算法灵感来自 Figma https://www.figma.com/blog/an-alternative-approach-to-rate-limiting/

https://gist.github.com/Vigrond/2bbea9be6413415e5479998e79a1b11a

# Rate limiting with Celery + Django + Redis
# Multiple Fixed Windows Algorithm inspired by Figma https://www.figma.com/blog/an-alternative-approach-to-rate-limiting/
#   and Celery's sometimes ambiguous, vague, and one-paragraph documentation
#
# Celery's Task is subclassed and the is_rate_okay function is added


# celery.py or however your App is implemented in Django
import os
import math
import time

from celery import Celery, Task
from django_redis import get_redis_connection
from django.conf import settings
from django.utils import timezone


app = Celery('your_app')

# Get Redis connection from our Django 'default' cache setting
redis_conn = get_redis_connection("default")

# We subclass the Celery Task
class YourAppTask(Task):
  def is_rate_okay(self, times=30, per=60):
    """
      Checks to see if this task is hitting our defined rate limit too much.
      This example sets a rate limit of 30/minute.

      times (int): The "30" in "30 times per 60 seconds".
      per (int):  The "60" in "30 times per 60 seconds".

      The Redis structure we create is a Hash of timestamp keys with counter values
      {
        '1560649027.515933': '2',  // unlikely to have more than 1
        '1560649352.462433': '1',
      }

      The Redis key is expired after the amount of 'per' has elapsed.
      The algorithm totals the counters and checks against 'limit'.

      This algorithm currently does not implement the "leniency" described 
      at the bottom of the figma article referenced at the top of this code.
      This is left up to you and depends on application.

      Returns True if under the limit, otherwise False.
    """

    # Get a timestamp accurate to the microsecond
    timestamp = timezone.now().timestamp()

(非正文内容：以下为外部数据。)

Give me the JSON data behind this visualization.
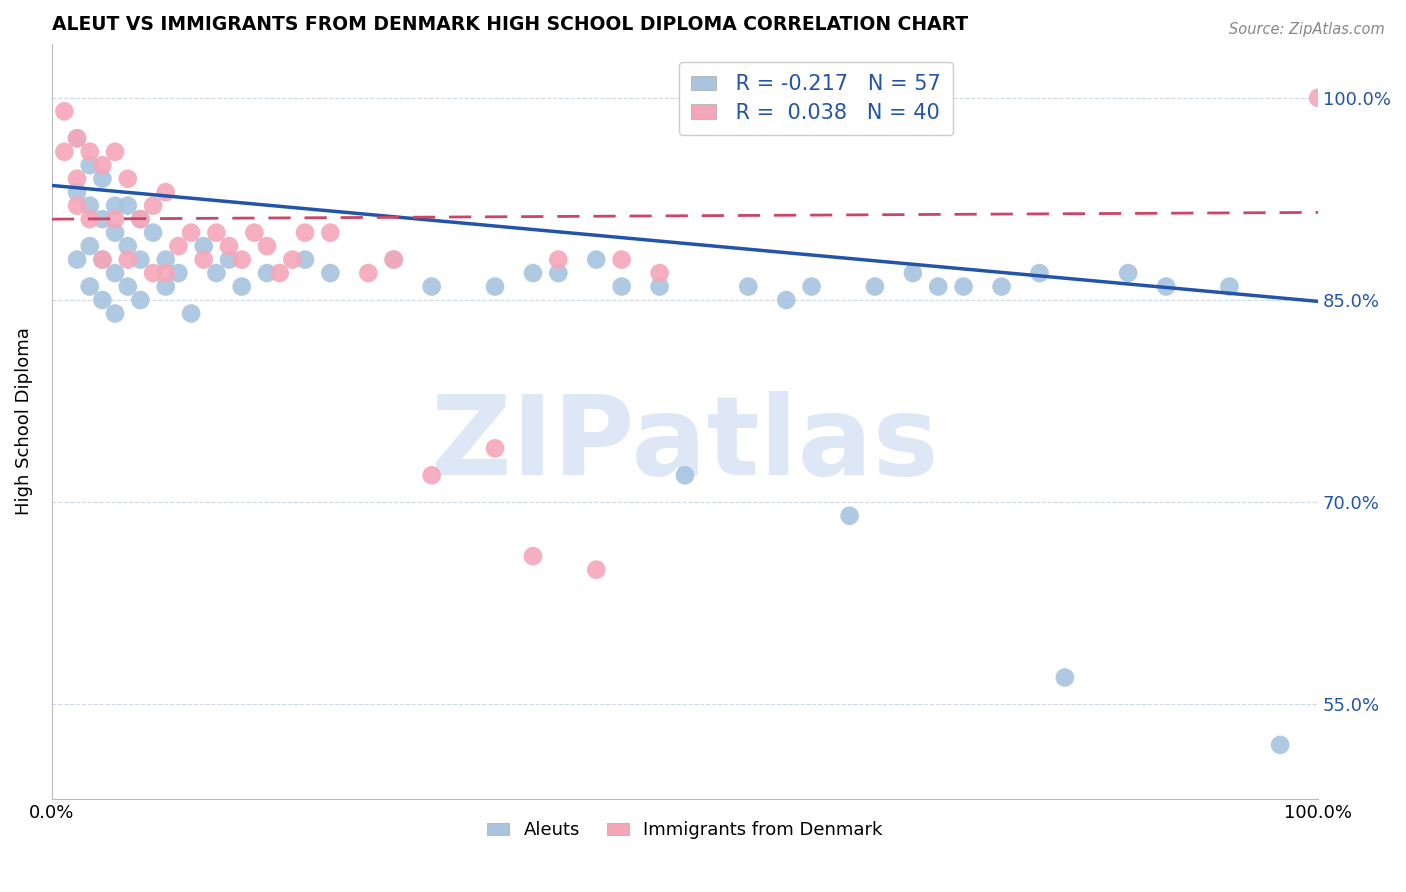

    # Set our Redis key to our task name
    key = f"rate:{self.name}"

    # Create a pipeline to execute redis code atomically
    pipe = redis_conn.pipeline()

    # Increment our current task hit in the Redis hash
    pipe.hincrby(key, timestamp)

    # Grab the current expiration of our task key
    pipe.ttl(key)

    # Grab all of our task hits in our current frame (of 60 seconds)
    pipe.hvals(key)

    # This returns a list of our command results.  [current task hits, expiration, list of all task hits,]
    result = pipe.execute()

    # If our expiration is not set, set it.  This is not part of the atomicity of the pipeline above.
    if result[1] < 0:
        redis_conn.expire(key, per)

    # We must convert byte to int before adding up the counters and comparing to our limit
    if sum([int(count) for count in result[2]]) <= times:
        return True
    else:
        return False


app.Task = YourAppTask
app.config_from_object('django.conf:settings', namespace='CELERY')
app.autodiscover_tasks()

...

# SMTP Example
import random
from YourApp.celery import app
from django.core.mail import EmailMessage

# We set infinite max_retries so backlogged email tasks do not disappear
@app.task(name='smtp.send-email', max_retries=None, bind=True)
def send_email(self, to_address):

    if not self.is_rate_okay():
        # We implement a random countdown between 30 and 60 seconds 
        #   so tasks don't come flooding back at the same time
        raise self.retry(countdown=random.randint(30, 60))

    message = EmailMessage(
        'Hello',
        'Body goes here',
        'from@yourdomain.com',
        [to_address],
    )
    message.send()

【讨论】：

这是个好主意，为什么不阻止正在消费的消息而不是消费它们然后重试它们。